そしてなにより、彼らは目の前の人たちを笑わせることに人生をかけている。
大人が全身全霊でふざけて、本気で喜んだり悔しがったりしている。

そんな泥臭さにも、心を掴まれた。そこには、もしかしたら自分が学校や部活で味わえなかった青春のようなものを重ね合わせてしまっていたのかもしれない。

気が付けばどんどん"お笑い沼"に浸かっていった。
同時に、人を笑わせる仕事をとても尊敬するようになった。


いつしか私は、漫才やコントを見るだけでなく、自分でもやってみたいと思うようになった。
自分でネタを書いて、誰かを笑わせてみたい、と。

それから、ふとひらめいたことや友達との会話の面白かったやりとりをノートに書き留めるようになった。いわゆる"ネタ帳"だ。
中学から高校に上がるまでの2年くらい、そんなことばかりやっていた。

ネットを通じて、芸人になりたい同じくらいの年齢の人たちと繋がり、お互いのネタを見せ合って、「いつか一緒にやりたいね」なんて話したりもした。

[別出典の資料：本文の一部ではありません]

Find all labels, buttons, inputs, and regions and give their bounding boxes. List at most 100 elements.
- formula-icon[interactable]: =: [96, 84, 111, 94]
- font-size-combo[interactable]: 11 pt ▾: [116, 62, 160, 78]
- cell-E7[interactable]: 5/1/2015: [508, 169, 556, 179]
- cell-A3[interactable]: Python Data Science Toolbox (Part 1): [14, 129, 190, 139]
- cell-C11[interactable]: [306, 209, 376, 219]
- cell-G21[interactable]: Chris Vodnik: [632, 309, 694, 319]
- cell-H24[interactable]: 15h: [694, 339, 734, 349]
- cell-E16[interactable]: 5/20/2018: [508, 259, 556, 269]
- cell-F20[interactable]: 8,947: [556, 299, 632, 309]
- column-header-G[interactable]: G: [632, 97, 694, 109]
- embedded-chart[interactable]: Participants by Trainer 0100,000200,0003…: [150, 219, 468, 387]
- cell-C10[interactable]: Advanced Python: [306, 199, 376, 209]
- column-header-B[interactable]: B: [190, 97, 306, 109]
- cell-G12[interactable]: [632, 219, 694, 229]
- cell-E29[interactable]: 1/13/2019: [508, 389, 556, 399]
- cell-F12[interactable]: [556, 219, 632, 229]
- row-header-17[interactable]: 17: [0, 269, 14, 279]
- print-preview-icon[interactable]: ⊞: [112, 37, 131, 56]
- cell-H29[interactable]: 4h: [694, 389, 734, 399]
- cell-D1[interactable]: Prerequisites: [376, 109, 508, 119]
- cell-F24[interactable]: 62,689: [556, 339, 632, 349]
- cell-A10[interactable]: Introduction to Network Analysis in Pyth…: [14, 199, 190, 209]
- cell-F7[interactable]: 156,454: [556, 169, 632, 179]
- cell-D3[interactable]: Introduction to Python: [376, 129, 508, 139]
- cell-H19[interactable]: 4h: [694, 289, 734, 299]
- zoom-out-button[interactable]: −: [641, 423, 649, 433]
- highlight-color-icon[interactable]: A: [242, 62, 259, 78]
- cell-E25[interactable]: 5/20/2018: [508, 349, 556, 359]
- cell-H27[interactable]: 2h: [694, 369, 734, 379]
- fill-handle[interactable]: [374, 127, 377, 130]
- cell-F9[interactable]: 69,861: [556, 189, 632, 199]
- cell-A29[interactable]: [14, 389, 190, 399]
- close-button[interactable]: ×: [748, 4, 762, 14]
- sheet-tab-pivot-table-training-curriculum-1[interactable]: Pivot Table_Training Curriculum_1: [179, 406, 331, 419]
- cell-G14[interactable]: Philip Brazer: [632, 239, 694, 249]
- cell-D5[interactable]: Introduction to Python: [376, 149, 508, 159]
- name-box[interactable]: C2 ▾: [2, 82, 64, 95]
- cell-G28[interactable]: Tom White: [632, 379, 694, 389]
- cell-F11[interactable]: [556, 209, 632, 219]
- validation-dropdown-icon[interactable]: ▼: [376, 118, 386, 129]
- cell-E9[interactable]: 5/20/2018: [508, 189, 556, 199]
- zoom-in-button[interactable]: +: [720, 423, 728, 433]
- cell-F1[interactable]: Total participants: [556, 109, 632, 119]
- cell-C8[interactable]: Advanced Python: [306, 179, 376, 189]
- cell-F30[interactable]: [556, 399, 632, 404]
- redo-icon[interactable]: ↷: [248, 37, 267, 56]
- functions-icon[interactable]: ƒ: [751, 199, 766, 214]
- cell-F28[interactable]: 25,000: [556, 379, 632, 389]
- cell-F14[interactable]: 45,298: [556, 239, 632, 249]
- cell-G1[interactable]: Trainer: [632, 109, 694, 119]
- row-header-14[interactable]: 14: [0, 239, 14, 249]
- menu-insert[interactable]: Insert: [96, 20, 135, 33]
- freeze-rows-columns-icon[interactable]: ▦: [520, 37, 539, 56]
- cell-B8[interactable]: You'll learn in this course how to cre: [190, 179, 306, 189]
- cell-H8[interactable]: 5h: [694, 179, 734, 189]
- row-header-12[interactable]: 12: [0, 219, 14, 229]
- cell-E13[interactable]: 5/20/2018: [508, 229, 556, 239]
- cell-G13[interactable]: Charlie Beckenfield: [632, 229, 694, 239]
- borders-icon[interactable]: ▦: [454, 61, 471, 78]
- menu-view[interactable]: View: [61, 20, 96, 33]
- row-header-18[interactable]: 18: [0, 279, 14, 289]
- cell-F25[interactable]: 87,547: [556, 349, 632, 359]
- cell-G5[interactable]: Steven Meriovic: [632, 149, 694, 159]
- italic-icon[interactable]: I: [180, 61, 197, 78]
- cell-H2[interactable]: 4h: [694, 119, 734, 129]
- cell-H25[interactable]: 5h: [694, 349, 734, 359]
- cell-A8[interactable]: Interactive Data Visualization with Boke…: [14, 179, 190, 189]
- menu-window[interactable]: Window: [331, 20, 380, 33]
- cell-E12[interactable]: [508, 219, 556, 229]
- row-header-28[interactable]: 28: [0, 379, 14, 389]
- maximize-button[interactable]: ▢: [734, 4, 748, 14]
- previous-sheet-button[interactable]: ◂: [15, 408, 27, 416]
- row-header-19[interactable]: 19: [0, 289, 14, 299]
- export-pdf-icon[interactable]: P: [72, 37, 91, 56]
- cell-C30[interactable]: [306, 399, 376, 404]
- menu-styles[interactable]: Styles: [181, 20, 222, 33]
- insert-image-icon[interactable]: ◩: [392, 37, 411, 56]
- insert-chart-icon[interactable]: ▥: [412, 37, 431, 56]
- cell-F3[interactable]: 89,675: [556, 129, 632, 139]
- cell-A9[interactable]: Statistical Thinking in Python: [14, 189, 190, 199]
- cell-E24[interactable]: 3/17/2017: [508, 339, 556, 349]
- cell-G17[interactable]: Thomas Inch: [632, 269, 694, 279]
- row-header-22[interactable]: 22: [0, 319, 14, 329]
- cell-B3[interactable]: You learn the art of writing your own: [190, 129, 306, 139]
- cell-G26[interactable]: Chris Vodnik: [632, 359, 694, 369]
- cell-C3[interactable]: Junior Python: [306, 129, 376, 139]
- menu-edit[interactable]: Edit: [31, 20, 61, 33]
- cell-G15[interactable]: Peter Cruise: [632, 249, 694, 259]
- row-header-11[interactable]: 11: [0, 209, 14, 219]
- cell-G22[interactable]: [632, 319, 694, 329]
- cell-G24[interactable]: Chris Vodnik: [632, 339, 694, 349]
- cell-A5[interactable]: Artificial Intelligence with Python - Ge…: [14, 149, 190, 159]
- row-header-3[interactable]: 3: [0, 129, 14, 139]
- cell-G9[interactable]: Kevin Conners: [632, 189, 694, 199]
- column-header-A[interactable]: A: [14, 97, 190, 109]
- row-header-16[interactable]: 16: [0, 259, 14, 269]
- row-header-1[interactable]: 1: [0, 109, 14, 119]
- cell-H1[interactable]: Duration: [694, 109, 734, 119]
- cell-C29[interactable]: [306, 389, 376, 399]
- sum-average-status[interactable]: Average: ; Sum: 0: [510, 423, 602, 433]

中学生から高校生になり、高校生から大学生や社会人になって、当時の仲間たちはそれぞれの道を進んだ。私も、紆余曲折あって芸人になりたいという夢は諦めてしまった。
しかし、その当時の思いや経験は間違いなく、今noteを書いているこの瞬間にも繋がっている。


学生時代の私は、ずいぶん長いあいだ、学校と家がこの世のすべてだと思っていた。
そんなとき、こんなに楽しい世界もあるのだということを教えてもらった。

辛いときに笑顔をくれたことはものすごく心の支えになったし、大袈裟ではなく、生きる希望を与えてくれた。

そんなお笑いが、お笑い芸人が、私は大好きだ。




だから、彼ら・彼女らが、私たちに笑顔をくれるその裏で人知れず傷つかなければならないなんていやだ。

もちろんお笑い芸人だけに限らず、アイドルも、俳優も、みんなそうだ。

事務所やタレントを守る側の人たちには、「演者ファースト」であってほしい。
どんなときも「お客様ファーストだ」と言ってくれる演者のことを、どうか一番に考えていてほしい。


最近ずっと、どのチャンネルをつけてもこの話題ばかりだ。

世の中にはもっと重要なことがあるし、知るべきこともある。それなのに、こんなにもこの話題ばかりが優先的に報道されてしまうのは、やはりそれだけ国民の関心が高いからなのだと思う。

この問題の行く末を、自分自身や身の回りに置き換えて見ている人は多いはずだ。
特に私の同年代や若い世代においては、今回のことを政治よりもよっぽど自分に近い話として捉えている気がする。

元はといえば、疑惑と嘘から始まったこの問題。
最初はおそらくほとんどの人が他人事に感じていたが、あの会見を境に、芸能ニュースの枠では収まりきらなくなってしまった。

私は、最初の嘘と今の話ではまったく別の問題だと思っている。
長年隠されたり許されたりしてきたことが明るみに出るきっかけが、たまたまあの謝罪会見だったのだろう。

今、若手の人たちが不満を言うことにたいして眉をひそめる人もいるが、下の人たちが声を上げやすくなったのはとてもいいことだ。自分の進退をかけてまで訴え、そういう流れをつくった人たちはすごい。

ピンチは最大のチャンスだとも言える。
芸能界が、社会全体が、今こそ変わるべき時なのではないだろうか。

どうか、この問題でこれ以上誰かが傷つくことなく、演者のことを一番に考えた形で収束し、芸人にたいする「渦中の」というフィルターが一刻も早く外れてくれることを願う。